In August 2013, I caught wind of Rhinehart’s crowdfunding project and shortly thereafter became an initial backer. Unfortunately, due to the numerous legal and logistical hurdles, I received my first shipment of Soylent 1.0 nearly a year later in September 2014.
It’s hard to describe the taste of Soylent beyond commenting on the slight hint of creamy vanilla. In his appearance on the Colbert Report last summer, Rhinehart said the taste was designed to be “minimal” and “nonspecific” so as not to tire the user with extended use. Despite initially expressing skepticism, Colbert found it “delicious.”
While its official beta test phase is complete, Soylent will be a work in progress for the foreseeable future. With each update, the packaging becomes slicker and the formula more refined. We’re nowhere near an exhaustive understanding of human nutrition, and I personally wouldn’t rely on Soylent exclusively for extended periods of time — despite the anecdotal success of many bloggers.
With provision for your entire daily recommended value of every nutrient, it’s certainly superior to the diet of most Brown students. And at only $3 for each surprisingly satisfying vegan-friendly meal, Soylent is easy on the wallet as well as the environment. Perhaps most importantly, the high fiber content ensures your stools remain solid.
But since its inception, significant controversy has surrounded Soylent. Stella Metsovas, a popular nutritionist and advocate of her own paleo-mediterranean diet, told Business Insider in March 2013 that “our culture has become so fixated on all things food; it’s no surprise (Rhinehart) is generating so much response. … I probably wouldn’t respond to any of this rubbish. However, I see a red flag for a potential eating disorder.”
A similarly contemptuous pediatrician opined in the Daily Beast last May, “For all you people who have something better to do than eating, you probably won’t kill yourself living off of Soylent. … But it’s no more the end of food than Nutren was. … Which is good, because food is delicious.”
I find it telling how openly judgmental of Soylent users these writers and many other reviewers are. The criticisms of Soylent that I’ve read frequently resort to vitriolic ad hominem attacks and rarely cite any specific nutritional concerns beyond those solved in early beta testing. In many cases, even anti-vaxxers — whose health claims have been conclusively falsified — garner more respect.
Society has more patience for the clueless parent of an endangered child than for individuals who take such an unconventionally aggressive stance on self-improvement. We prefer superstition to ambition — ignorance of empirical science to arrogance of flaunting cultural norms. It’s uncool to say one’s too good for something as ubiquitously loved as food.
But such defensive hostility is misinformed. Soylent does not preclude one from eating normal food — I did in fact venture to the Ratty in search of free food despite Juno’s wrath. Rather, it provides the option of saving both time and money when — and only when — one wishes to.

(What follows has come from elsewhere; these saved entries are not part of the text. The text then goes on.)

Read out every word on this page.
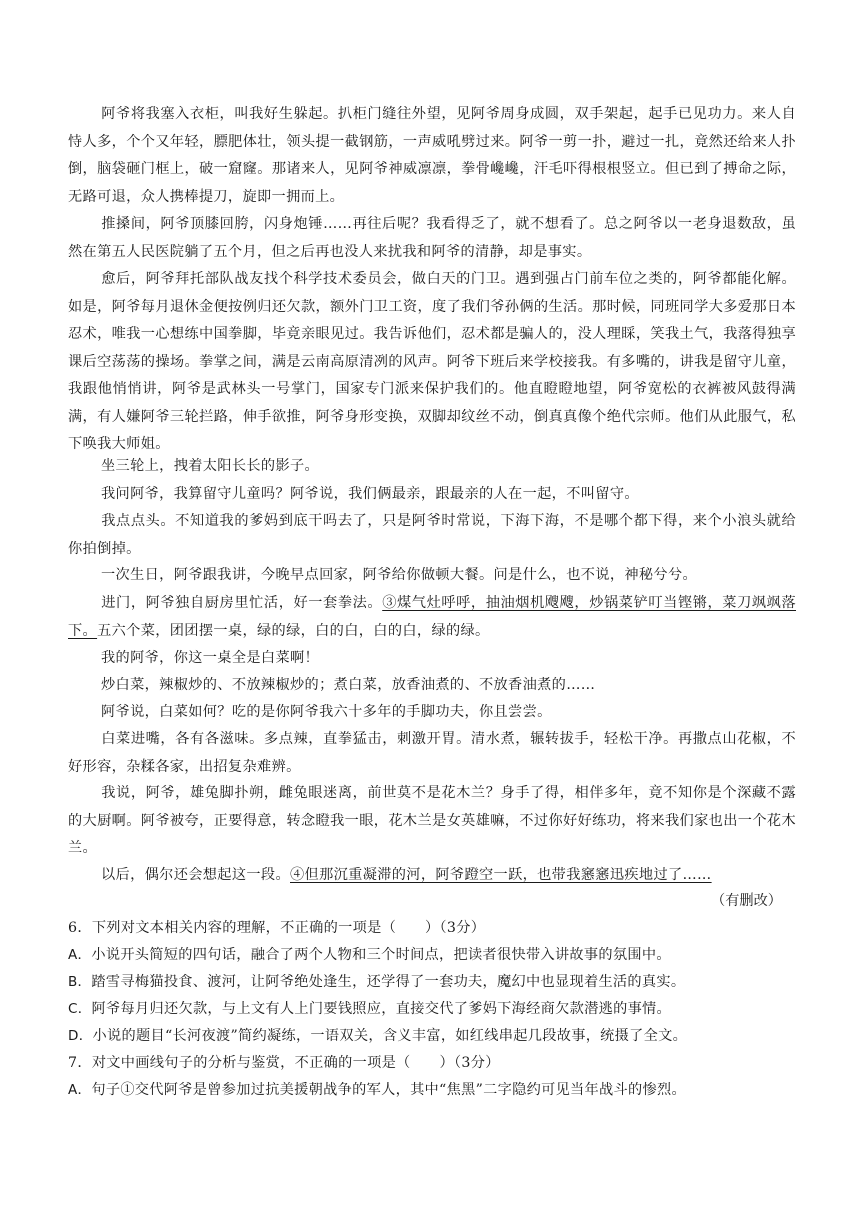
阿爷将我塞入衣柜，叫我好生躲起。扒柜门缝往外望，见阿爷周身成圆，双手架起，起手已见功力。来人自恃人多，个个又年轻，膘肥体壮，领头提一截钢筋，一声威吼劈过来。阿爷一剪一扑，避过一扎，竟然还给来人扑倒，脑袋砸门框上，破一窟窿。那诸来人，见阿爷神威凛凛，拳骨巉巉，汗毛吓得根根竖立。但已到了搏命之际，无路可退，众人携棒提刀，旋即一拥而上。

推搡间，阿爷顶膝回胯，闪身炮锤……再往后呢？我看得乏了，就不想看了。总之阿爷以一老身退数敌，虽然在第五人民医院躺了五个月，但之后再也没人来扰我和阿爷的清静，却是事实。

愈后，阿爷拜托部队战友找个科学技术委员会，做白天的门卫。遇到强占门前车位之类的，阿爷都能化解。如是，阿爷每月退休金便按例归还欠款，额外门卫工资，度了我们爷孙俩的生活。那时候，同班同学大多爱那日本忍术，唯我一心想练中国拳脚，毕竟亲眼见过。我告诉他们，忍术都是骗人的，没人理睬，笑我土气，我落得独享课后空荡荡的操场。拳掌之间，满是云南高原清冽的风声。阿爷下班后来学校接我。有多嘴的，讲我是留守儿童，我跟他悄悄讲，阿爷是武林头一号掌门，国家专门派来保护我们的。他直瞪瞪地望，阿爷宽松的衣裤被风鼓得满满，有人嫌阿爷三轮拦路，伸手欲推，阿爷身形变换，双脚却纹丝不动，倒真真像个绝代宗师。他们从此服气，私下唤我大师姐。

坐三轮上，拽着太阳长长的影子。

我问阿爷，我算留守儿童吗？阿爷说，我们俩最亲，跟最亲的人在一起，不叫留守。

我点点头。不知道我的爹妈到底干吗去了，只是阿爷时常说，下海下海，不是哪个都下得，来个小浪头就给你拍倒掉。

一次生日，阿爷跟我讲，今晚早点回家，阿爷给你做顿大餐。问是什么，也不说，神秘兮兮。

进门，阿爷独自厨房里忙活，好一套拳法。③煤气灶呼呼，抽油烟机飕飕，炒锅菜铲叮当铿锵，菜刀飒飒落下。五六个菜，团团摆一桌，绿的绿，白的白，白的白，绿的绿。

我的阿爷，你这一桌全是白菜啊！

炒白菜，辣椒炒的、不放辣椒炒的；煮白菜，放香油煮的、不放香油煮的……

阿爷说，白菜如何？吃的是你阿爷我六十多年的手脚功夫，你且尝尝。

白菜进嘴，各有各滋味。多点辣，直拳猛击，刺激开胃。清水煮，辗转拔手，轻松干净。再撒点山花椒，不好形容，杂糅各家，出招复杂难辨。

我说，阿爷，雄兔脚扑朔，雌兔眼迷离，前世莫不是花木兰？身手了得，相伴多年，竟不知你是个深藏不露的大厨啊。阿爷被夸，正要得意，转念瞪我一眼，花木兰是女英雄嘛，不过你好好练功，将来我们家也出一个花木兰。

以后，偶尔还会想起这一段。④但那沉重凝滞的河，阿爷蹬空一跃，也带我窸窸迅疾地过了……

（有删改）
6．下列对文本相关内容的理解，不正确的一项是（　　）（3分）
A．小说开头简短的四句话，融合了两个人物和三个时间点，把读者很快带入讲故事的氛围中。
B．踏雪寻梅猫投食、渡河，让阿爷绝处逢生，还学得了一套功夫，魔幻中也显现着生活的真实。
C．阿爷每月归还欠款，与上文有人上门要钱照应，直接交代了爹妈下海经商欠款潜逃的事情。
D．小说的题目“长河夜渡”简约凝练，一语双关，含义丰富，如红线串起几段故事，统摄了全文。
7．对文中画线句子的分析与鉴赏，不正确的一项是（　　）（3分）
A．句子①交代阿爷是曾参加过抗美援朝战争的军人，其中“焦黑”二字隐约可见当年战斗的惨烈。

The fact that many enjoy eating, socializing while eating and even preparing and cooking to eat is not an argument against the utility of Soylent. The product is not designed to supplant any of your favorite foods, friends or activities. It is designed to improve your day-to-day existence. As Rhinehart explained to Colbert, “people can fit it in their lifestyle however they see fit.” And so you should. Unless you’re a wealthy food snob who’s never busy, Soylent can probably benefit you in some way.

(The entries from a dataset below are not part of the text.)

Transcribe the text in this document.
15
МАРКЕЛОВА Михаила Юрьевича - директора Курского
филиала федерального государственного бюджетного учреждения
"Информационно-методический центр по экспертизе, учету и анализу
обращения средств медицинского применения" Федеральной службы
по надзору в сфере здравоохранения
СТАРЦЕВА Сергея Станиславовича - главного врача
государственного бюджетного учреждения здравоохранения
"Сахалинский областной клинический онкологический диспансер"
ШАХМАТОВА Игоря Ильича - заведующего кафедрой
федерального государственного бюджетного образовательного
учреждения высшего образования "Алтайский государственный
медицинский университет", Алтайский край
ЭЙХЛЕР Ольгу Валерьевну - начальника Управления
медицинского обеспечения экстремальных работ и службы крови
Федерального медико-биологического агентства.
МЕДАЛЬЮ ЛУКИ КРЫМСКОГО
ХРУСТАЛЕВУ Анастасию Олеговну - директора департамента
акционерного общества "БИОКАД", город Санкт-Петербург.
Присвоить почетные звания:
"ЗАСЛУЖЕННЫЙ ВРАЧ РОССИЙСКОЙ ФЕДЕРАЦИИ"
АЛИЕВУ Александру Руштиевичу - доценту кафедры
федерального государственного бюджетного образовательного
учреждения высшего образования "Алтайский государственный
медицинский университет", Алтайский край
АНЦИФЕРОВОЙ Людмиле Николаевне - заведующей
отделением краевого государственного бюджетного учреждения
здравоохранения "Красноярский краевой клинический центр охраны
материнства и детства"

Yet ironically, it seems to me that many — including most Brown students to whom I’ve spoken — feel too good for Soylent. They enjoy complaining about unhealthful diets and not having enough money and leisure time, yet they offhandedly dismiss a simple solution to all of these problems. It’s too easy to default into habit. If your palate is truly so refined that these problems are not worth solving, then rejection of Soylent will be a matter of intellectual reflection, not visceral distaste. You can never be too proactive in improving the quality of your life.